I am looking for references relating to the above questions (although if the answer is short and simple, feel free to just answer the question). I don't know very much representation theory, so I don't know if this is a well known problem with a solution or if it's intractable. If there are solutions for $SU(N)$ in general, I would be interested to know as well.
Best Answer
This is a question that touches on many issues. On the one hand, things are indeed easier to deal with in the language of the complexification. For $SL(2,\mathbb{C})$, there is a specific element $H$ in the Lie algebra $\mathfrak{sl}(2,\mathbb{C})$, which acts diagonalizably on any finite dimensional representation. The eigenvalues are called weights, and in the case of an irreducible representation, they are all different. Specifically, the $n$-dimensional irreducible representation $\mathbf{n}$ admits a basis of weight vectors of weight $-n+1,-n+3,\dots,n-3,n-1$. Now in a tensor product, the tensor product of two eigenvectors for $H$ is an eigenvector with eigenvalue the sum of the eigenvalues of the two factors. There is a general result saying that the weight vector with highest possible weight will always generate an irreducible subrepresentation, and there there is an invariant complement to this subrepresentation. This allows you to compute decompositions in an elementary way.
Take the example of $\mathbf{3} \otimes \mathbf{3}$. In $\mathbf{3}$ you have weights $-2$, $0$, and $2$, so in the tensor product, the possible weights are $-4$, $-2$, $0$, $2$, and $4$ and the dimensions of the eigenspaces are $1$, $2$, $3$, $2$, and $1$. The weight vector of weight $4$ generates a subrepresentation $\mathbf{5}$, which has one weight vector for each of the listed weights.
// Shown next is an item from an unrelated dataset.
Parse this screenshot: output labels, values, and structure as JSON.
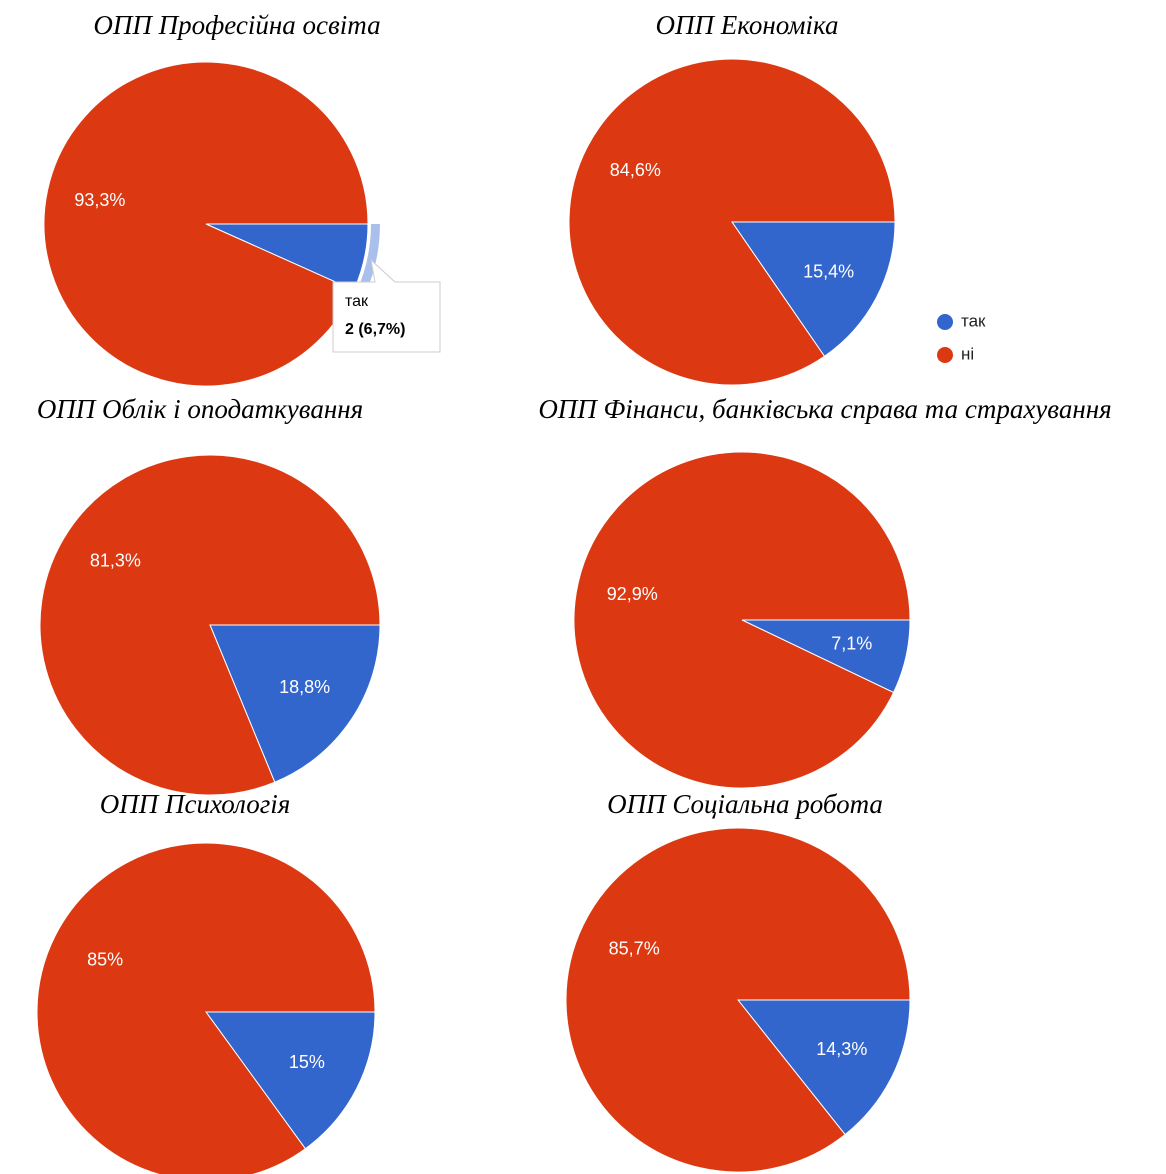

So in the complement, you get weights $-2$, $0$, and $2$ with dimensions $1$, $2$, and $1$. The highest of these gives you a subrepresentation $\mathbf{1}$ again including one of each of the weights, so there is just one copy of $\mathbf{0}$ left. To describe the result in terms of symmetry, you observe that the weight vector of the maximal weight $4$ is the tensor product of a highest weight vector with itself, so this sits in $S^2\mathbf{3}$. Either counting dimensions or by direct analysis of the weights you can see that $S^2\mathbf{3} \cong \mathbf{5} \oplus \mathbf{1}$ and $\Lambda^2\mathbf{3} \cong \mathbf{3}$.
This works similarly for general tensor products $\mathbf{n} \otimes \mathbf{m}$ for $n \geq m$. This is isomorphic to $\mathbf{n+m-1} \oplus \dots \oplus \mathbf{n-m+1}$ with dimension decreasing by two in each step (so there are always $m$ summands). For $n=m$, things look similar as in the special case, $S^2\mathbf{n} = \mathbf{2n-1} \oplus \mathbf{2n-5} \oplus \dots$ and $\Lambda^2\mathbf{n} = \mathbf{2n-3} \oplus \mathbf{2n-7} \oplus \dots$ with dimensions going down in steps of $4$.
You can always construct higher tensor powers step by step, say $\mathbf{2}\otimes \mathbf{2} \otimes \mathbf{2} \cong (\mathbf{3} \oplus \mathbf{1})\otimes \mathbf{3} \cong (\mathbf{3} \otimes \mathbf{2}) \oplus \mathbf{2}$ and then the first summand splits as $\mathbf{4} \oplus \mathbf{2}$. However, this is just one possible way to “decompose according to symmetry”, since one has distinguished the first two factors. In fact, the canonical way to decompose higher tensor products is just into so-called isotypical components. Here this would be $\mathbf{2} \otimes \mathbf{2} \otimes \mathbf{2} \cong \mathbf{4} \oplus W$, where $W$ is an invariant subspace isomorphic to a direct sum of two copies of $\mathbf{2}$. However, there are various possible realizations for this isomorphism, none of which is canonical. the systematic way to deal with this is simultaneously decomposing as a representation of $\mathfrak{sl}(2,\mathbb{C})$ and the permutation group $\mathfrak{S}_3$. This indeed leads towards Young diagrams, which are also needed to deal with $SL(n,\mathbb{C})$ and hence with $SU(n)$. If you are looking for literature in that direction, I would recommend the book of Fulton and Harris on representation theory.